FENDI Factory for leathergoods, Capannuccia, Tuscany, photo by Andrea Ferrari

Va anche ricordato che il discorso legato al made in Italy è tornato di moda, non soltanto su un piano politico e culturale. La presidente del consiglio Giorgia Meloni ha recentemente annunciato l’apertura di un liceo dedicato interamente alle competenze e ai valori trasversali del territorio nostrano. Ma a prescindere dalle speculazioni partitiche, la tutela e la difesa di un’economia di prossimità rappresenta una delle (poche) soluzioni che potrebbero mitigare il cambiamento climatico, o quantomeno costringerci a farlo.

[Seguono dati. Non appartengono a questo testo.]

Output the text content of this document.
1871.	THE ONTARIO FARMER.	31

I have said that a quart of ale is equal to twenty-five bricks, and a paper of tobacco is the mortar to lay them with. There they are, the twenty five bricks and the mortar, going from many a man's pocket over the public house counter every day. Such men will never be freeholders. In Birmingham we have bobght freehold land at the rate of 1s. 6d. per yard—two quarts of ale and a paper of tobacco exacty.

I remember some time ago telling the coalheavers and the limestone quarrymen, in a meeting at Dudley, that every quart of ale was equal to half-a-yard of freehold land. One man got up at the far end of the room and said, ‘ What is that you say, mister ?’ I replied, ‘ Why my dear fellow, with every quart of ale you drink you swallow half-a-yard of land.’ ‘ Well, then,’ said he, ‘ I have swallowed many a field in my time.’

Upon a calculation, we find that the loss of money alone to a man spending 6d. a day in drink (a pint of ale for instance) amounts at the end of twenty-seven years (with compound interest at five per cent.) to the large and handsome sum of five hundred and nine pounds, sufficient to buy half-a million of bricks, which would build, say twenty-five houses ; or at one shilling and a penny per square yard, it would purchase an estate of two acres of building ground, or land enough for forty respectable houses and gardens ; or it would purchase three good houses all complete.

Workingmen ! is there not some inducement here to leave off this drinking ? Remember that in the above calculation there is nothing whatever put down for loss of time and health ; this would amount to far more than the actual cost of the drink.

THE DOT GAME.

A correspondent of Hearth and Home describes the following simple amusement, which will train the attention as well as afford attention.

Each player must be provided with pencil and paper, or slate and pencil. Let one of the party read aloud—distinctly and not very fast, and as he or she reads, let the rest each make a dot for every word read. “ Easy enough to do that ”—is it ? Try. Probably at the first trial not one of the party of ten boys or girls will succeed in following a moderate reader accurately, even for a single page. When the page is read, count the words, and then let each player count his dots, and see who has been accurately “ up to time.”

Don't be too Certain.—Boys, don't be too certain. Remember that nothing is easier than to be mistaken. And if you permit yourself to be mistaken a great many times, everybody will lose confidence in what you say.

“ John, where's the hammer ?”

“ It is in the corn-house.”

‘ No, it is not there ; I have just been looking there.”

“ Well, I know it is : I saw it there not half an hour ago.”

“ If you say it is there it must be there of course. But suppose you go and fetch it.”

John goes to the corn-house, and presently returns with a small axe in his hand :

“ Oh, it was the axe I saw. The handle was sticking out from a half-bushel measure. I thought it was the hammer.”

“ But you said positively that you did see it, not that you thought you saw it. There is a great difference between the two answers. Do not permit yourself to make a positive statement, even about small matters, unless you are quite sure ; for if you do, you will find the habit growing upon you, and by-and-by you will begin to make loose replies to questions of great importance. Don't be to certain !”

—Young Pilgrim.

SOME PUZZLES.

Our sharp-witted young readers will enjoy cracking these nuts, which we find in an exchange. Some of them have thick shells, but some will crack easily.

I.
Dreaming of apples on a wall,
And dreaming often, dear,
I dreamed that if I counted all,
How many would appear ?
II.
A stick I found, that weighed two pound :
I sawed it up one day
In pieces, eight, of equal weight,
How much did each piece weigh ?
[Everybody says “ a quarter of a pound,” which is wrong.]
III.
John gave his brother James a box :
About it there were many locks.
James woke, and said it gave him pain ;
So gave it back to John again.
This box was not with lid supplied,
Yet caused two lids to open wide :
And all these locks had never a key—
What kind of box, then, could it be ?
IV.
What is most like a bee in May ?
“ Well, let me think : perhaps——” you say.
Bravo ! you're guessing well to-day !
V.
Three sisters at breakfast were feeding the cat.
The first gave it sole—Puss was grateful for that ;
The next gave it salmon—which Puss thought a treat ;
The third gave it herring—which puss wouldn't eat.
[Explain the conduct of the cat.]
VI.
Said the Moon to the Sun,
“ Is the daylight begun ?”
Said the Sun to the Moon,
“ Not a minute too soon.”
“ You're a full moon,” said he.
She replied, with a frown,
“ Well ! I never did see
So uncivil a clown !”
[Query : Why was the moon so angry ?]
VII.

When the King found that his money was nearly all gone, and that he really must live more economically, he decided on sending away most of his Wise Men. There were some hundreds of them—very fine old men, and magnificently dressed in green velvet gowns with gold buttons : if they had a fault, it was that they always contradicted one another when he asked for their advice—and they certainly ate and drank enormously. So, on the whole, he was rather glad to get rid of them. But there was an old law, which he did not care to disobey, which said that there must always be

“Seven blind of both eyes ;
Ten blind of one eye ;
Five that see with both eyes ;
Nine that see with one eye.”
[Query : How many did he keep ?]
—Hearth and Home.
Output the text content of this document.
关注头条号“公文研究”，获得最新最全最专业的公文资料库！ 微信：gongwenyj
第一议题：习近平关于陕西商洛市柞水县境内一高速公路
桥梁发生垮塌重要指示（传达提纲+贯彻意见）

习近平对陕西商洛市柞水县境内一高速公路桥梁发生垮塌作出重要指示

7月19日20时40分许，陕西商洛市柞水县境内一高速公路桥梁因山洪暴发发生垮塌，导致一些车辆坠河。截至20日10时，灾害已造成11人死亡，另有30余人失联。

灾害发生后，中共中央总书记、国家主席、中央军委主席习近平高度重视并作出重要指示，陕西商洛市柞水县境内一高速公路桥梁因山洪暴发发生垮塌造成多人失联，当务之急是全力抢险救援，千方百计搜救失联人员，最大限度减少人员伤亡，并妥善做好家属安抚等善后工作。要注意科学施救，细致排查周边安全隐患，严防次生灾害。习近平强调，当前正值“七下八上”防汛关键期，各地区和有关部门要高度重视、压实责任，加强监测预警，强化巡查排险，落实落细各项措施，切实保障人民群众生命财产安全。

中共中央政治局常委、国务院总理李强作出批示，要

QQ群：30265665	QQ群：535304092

In questo senso, la factory di Fendi è una struttura dedicata soprattutto alla pelletteria ma pensata per accogliere grandi numeri e per citare ancora le parole di Napoleone, «rappresenta una delle migliori espressioni della tradizione manifatturiera, industriale e artigianale della nostra regione». Per anni, il settore della moda ha dovuto combattere numerose battaglie volte a screditare la sua immagine. I riflettori sempre puntati addosso, ha dovuto combattere contro lo stereotipo – senza sempre riuscirci, perché gli stereotipi non sono necessariamente falsi – che dietro le passerelle, i servizi studiati al dettaglio, la molta pubblicità e i molti investimenti ci fosse anche una realtà inclusiva, meno crudele, gerarchica e spocchiosa di quanto la cinematografia e le testimonianze di chi vi è passato attraverso tendessero a comunicare.

Dior, Fosso, courtesy of LVMH

Si potrebbe trattare di una prima base, di una prima apertura anche se l’orizzonte che si staglia a pochi passi da noi pare muoversi (erroneamente) in tutt’altra direzione. Le avvisaglie parlano chiaro: a ottobre Lvmh concludeva un’altra edizione delle Journées Particulières, dove le settantacinque maison del marchio hanno spalancato le proprie porte, svelando un universo composto (anche qui) per la maggioranza da giovani artigiani.

Lo stesso gruppo ha lanciato un premio dedicato all’eccellenza insieme a Camera della moda, Fendi e Confartigianato. Per l’occasione, si è ribadito che i “mestieri” contati da loro e necessari di una formazione specifica sono duecentottantanove. Tutte occasioni, spiragli che si offrono alle nuove generazioni in attesa. Peraltro, per avvicinarle a un’area che molti non prendono in considerazione perché non gode ancora di sufficiente visibilità, è stato organizzato perfino un tour attraverso l’Italia per raccontare cosa si cela dietro ai prodotti, la storia che li tiene insieme, il collante della produzione tutta italiana.